La peligrosa normalización de la ebriedad al volante

Los últimos datos del Observatorio Nacional de Seguridad Vial deberían causar una profunda alarma en El Salvador. Aunque las autoridades reportan una ligera reducción del 6 % en detenciones por conducción peligrosa respecto al mismo periodo de 2024, el hecho de que casi 1,900 personas hayan sido arrestadas por manejar en estado de ebriedad en menos de once meses revela un problema mucho más grave: en El Salvador, aún no hemos logrado comprender que el alcohol al volante no es un descuido, sino un acto de violencia potencial.

La cifra de “seis detenidos diarios” no es un número frío; cada uno es un riesgo concreto de tragedia. Y los casos recientes lo ilustran con dolorosa claridad. Conductores con 220, 223, incluso 358 grados de alcohol provocando accidentes, lesionados, destrucción y miedo en carreteras que deberían ser un espacio seguro para miles de salvadoreños. Es inaceptable que vidas enteras queden marcadas —o arrebatadas— por decisiones irresponsables que son completamente evitables.

La reforma a la Ley de Transporte Terrestre, que prohíbe cualquier nivel de alcohol en la conducción, avanza en la dirección correcta. La tolerancia cero no es extremismo; es una respuesta necesaria ante una cultura que por demasiado tiempo ha minimizado el riesgo. Pero las leyes, por sí solas, no transforman conductas. Mientras como sociedad sigamos normalizando el “solo un par de tragos” antes de conducir, mientras la presión social premie el atrevimiento irresponsable y no la prudencia, las estadísticas seguirán llenándose de vidas truncadas.

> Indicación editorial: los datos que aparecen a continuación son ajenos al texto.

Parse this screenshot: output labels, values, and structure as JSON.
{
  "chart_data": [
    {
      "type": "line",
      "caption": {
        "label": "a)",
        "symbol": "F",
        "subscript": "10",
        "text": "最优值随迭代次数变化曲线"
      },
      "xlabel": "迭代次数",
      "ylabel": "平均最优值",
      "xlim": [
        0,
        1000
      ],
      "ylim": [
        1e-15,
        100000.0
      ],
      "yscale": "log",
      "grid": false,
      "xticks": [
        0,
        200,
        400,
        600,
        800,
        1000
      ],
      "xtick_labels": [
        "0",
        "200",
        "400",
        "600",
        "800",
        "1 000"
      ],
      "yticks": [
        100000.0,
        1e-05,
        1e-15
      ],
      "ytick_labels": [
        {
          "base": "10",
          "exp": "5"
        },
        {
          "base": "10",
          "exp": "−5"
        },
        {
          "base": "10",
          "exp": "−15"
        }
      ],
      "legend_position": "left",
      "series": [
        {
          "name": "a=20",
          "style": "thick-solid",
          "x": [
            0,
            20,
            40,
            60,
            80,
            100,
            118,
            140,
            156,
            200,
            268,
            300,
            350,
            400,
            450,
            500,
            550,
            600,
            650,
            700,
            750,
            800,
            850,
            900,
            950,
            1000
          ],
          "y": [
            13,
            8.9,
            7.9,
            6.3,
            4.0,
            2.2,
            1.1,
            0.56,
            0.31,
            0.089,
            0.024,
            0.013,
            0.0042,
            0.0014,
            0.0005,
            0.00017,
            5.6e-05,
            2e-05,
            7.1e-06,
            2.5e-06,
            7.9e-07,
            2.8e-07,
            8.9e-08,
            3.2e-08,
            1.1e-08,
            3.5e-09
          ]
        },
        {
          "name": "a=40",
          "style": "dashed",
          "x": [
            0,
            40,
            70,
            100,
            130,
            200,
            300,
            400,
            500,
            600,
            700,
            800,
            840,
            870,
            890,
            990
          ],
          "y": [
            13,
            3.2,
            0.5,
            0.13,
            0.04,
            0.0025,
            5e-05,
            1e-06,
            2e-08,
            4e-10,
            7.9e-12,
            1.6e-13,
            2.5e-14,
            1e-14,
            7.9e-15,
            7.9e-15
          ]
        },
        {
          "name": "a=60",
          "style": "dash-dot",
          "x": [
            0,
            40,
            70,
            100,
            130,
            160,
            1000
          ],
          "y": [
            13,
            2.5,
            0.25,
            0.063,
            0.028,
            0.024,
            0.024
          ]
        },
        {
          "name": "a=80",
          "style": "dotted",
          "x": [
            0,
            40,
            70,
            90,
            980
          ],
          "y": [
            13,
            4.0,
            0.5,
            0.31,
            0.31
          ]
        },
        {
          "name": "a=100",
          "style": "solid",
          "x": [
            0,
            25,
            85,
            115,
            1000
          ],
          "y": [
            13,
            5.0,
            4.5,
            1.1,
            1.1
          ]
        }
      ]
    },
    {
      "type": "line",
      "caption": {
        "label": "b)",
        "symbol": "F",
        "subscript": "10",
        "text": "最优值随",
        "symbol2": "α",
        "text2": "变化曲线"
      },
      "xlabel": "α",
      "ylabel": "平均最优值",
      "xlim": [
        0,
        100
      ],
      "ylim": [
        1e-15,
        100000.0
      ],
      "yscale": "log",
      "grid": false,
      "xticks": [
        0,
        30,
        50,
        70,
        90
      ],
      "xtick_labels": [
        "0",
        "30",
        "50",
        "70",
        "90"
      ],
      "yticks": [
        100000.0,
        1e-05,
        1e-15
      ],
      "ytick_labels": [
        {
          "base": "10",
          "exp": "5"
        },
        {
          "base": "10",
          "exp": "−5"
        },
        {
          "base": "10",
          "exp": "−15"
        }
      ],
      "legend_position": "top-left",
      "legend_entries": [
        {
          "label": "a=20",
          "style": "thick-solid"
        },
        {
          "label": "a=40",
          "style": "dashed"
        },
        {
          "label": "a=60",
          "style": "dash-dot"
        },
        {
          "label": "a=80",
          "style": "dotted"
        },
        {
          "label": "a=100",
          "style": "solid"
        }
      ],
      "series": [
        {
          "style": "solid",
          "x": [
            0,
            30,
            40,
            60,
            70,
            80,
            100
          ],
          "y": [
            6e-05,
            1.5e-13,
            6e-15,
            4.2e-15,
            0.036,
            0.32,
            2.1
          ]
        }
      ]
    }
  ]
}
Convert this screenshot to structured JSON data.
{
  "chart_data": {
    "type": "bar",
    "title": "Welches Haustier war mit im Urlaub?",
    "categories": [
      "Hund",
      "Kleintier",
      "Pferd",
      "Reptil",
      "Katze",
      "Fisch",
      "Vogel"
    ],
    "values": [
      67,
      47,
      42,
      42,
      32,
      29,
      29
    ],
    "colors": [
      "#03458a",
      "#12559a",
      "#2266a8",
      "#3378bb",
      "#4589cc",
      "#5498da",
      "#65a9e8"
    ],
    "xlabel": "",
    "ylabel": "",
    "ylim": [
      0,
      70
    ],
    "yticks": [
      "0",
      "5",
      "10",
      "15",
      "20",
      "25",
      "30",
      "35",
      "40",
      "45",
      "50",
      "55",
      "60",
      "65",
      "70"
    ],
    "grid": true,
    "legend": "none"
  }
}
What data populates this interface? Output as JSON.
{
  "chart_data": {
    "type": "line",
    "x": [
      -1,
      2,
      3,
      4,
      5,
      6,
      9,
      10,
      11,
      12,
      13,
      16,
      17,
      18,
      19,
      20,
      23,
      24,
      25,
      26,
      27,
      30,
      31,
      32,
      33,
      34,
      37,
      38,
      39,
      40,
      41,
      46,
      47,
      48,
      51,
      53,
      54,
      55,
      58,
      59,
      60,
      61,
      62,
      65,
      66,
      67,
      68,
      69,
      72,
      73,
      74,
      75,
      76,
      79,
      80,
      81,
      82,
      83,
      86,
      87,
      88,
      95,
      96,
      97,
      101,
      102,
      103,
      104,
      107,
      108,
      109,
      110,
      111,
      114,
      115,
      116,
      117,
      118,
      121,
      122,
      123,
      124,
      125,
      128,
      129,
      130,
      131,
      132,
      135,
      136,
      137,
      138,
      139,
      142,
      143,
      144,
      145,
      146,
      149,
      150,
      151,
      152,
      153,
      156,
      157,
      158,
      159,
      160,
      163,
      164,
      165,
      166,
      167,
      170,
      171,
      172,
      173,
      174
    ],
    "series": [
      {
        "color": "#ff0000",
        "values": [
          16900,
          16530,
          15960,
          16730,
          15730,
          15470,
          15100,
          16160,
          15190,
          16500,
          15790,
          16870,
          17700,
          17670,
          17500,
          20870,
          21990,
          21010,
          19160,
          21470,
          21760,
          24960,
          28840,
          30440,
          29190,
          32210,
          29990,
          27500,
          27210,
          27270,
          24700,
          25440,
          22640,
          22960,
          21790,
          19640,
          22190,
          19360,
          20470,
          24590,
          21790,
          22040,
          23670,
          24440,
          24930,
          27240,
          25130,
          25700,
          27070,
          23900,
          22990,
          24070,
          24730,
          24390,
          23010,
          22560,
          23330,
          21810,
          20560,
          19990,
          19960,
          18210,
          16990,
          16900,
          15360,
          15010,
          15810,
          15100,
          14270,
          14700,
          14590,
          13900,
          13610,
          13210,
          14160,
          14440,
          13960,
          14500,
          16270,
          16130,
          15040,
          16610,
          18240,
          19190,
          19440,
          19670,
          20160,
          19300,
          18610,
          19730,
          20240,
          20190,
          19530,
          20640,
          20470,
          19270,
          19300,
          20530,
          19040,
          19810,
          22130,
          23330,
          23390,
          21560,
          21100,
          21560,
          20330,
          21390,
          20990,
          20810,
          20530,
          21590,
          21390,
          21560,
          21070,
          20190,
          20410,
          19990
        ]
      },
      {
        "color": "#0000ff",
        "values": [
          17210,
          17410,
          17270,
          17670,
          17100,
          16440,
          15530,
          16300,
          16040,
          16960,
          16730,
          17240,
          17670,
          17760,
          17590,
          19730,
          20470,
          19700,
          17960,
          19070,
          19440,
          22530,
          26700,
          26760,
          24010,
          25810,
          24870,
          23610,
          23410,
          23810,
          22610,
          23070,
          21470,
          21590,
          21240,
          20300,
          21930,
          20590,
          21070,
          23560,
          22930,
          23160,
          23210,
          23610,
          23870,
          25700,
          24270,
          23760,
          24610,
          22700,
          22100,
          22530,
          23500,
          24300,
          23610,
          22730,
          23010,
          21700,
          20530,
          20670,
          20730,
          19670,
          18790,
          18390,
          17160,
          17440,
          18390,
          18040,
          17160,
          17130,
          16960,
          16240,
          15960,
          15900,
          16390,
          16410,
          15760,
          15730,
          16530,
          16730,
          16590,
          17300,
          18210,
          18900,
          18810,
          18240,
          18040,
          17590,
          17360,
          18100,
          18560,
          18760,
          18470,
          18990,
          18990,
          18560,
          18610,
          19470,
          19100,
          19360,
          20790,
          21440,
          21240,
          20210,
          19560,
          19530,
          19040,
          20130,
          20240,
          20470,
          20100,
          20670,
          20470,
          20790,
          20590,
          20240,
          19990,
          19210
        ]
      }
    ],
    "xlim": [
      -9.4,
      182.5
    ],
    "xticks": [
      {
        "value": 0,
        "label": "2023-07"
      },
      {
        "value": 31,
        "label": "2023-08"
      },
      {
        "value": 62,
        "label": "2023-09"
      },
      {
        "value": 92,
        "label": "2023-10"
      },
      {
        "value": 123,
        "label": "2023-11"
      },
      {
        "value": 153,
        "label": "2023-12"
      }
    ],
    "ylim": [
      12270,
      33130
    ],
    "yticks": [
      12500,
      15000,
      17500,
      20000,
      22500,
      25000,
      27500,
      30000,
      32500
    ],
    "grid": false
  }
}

También debemos reconocer el papel de las instituciones. La PNC, pese a sus esfuerzos, no puede ser el único muro de contención frente a miles de ciudadanos que se aventuran a manejar ebrios. Controles vehiculares, campañas de concientización y sanciones más visibles son herramientas necesarias, pero insuficientes si no hay un cambio cultural profundo.

No se trata de moralizar; se trata de proteger. Quien conduce ebrio no solo compromete su vida, sino la de cualquier persona que tenga la mala suerte de cruzarse en su camino. Ninguna fiesta, ningún impulso, ningún pretexto justifica poner en riesgo a inocentes.

Los datos muestran que la mayoría de los conductores detenidos son hombres, un patrón que invita a reflexionar sobre prácticas culturales arraigadas y masculinizadas en torno al consumo de alcohol y la conducción. Romper con estas narrativas es vital.

2025 aún no termina, pero ya podemos afirmar algo con absoluta claridad: mientras sigamos viendo la conducción peligrosa como un problema individual y no como un fenómeno social que exige responsabilidad colectiva, seguiremos lamentando vidas perdidas.

La solución no está solo en las patrullas ni en las leyes; está en cada uno de nosotros. En decidir no manejar si hemos bebido. En no permitir que otros lo hagan. En asumir que la seguridad vial es un compromiso compartido.

Porque, al final, ninguna estadística duele tanto como una silla vacía en casa.